Film review: Hugo
Image by: LUCY NICHOLSON / REUTERS
Hugo is a wonderful film, set in Paris, and will touch all ages
Director: Martin Scorsese
Cast: Asa Butterfield, Ray Winstone, Sacha Baron Cohen, Chloe Moretz, Ben Kingsley
ROMANTICS will always be susceptible to the charms of Paris, and Hugo offers, in the splendour of 3D, a more seductive vision than most.
This is Paris in the snowy winter of 1931, a city in which elegance is seasoned with a delicious hint of squalor, and steam trains rattle in and out of one of its majestic stations.
There, in the station's walls, is a secret apartment inhabited by a 12-year-old orphan called Hugo Cabret (Asa Butterfield).
He lives alone, since his beloved father (Jude Law) died and his drunken uncle Claude (Ray Winstone) - whose job it was to wind up the station clocks, and who first trained him in the task - disappeared.
Now Hugo diligently winds the clocks himself to avoid any troublesome investigations of his uncle's whereabouts, pilfers croissants, and dodges the fearsome, comic Station Inspector (Sacha Baron Cohen), who dispatches unaccompanied minors to the dreaded orphanage.
The boy has one obsession, a gleaming automaton - or early robot - which his father rescued from a museum, and which he is attempting to restore with parts stolen from a crotchety gentleman, Georges Melies (Ben Kingsley), who sells clockwork toys.

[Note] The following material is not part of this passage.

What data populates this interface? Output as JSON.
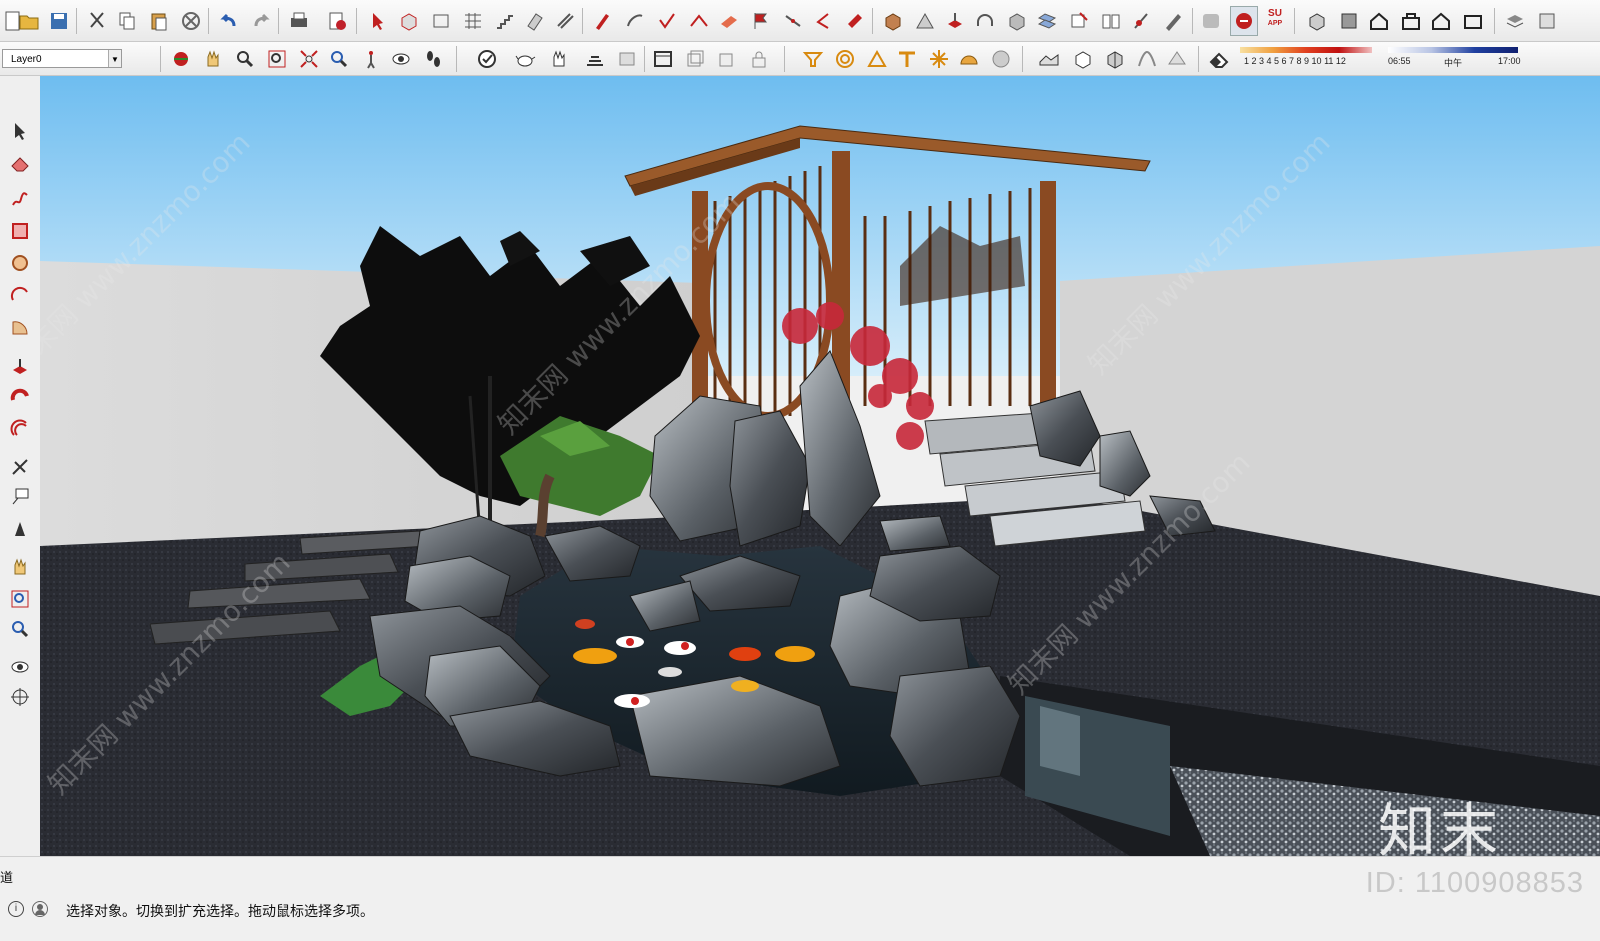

When he is caught thieving, it leads to an encounter with the shop-owner's god-daughter (Chloe Moretz), who befriends him. At times the story itself drifts gently off-course, while Scorsese gives surreal and glorious rein.
Many images are self-consciously cinematic, homages to the great set-pieces of the early directors. Adapted from Brian Selznick's best-selling novel, Hugo is a wonderfully nostalgic film, and its magic will touch all ages.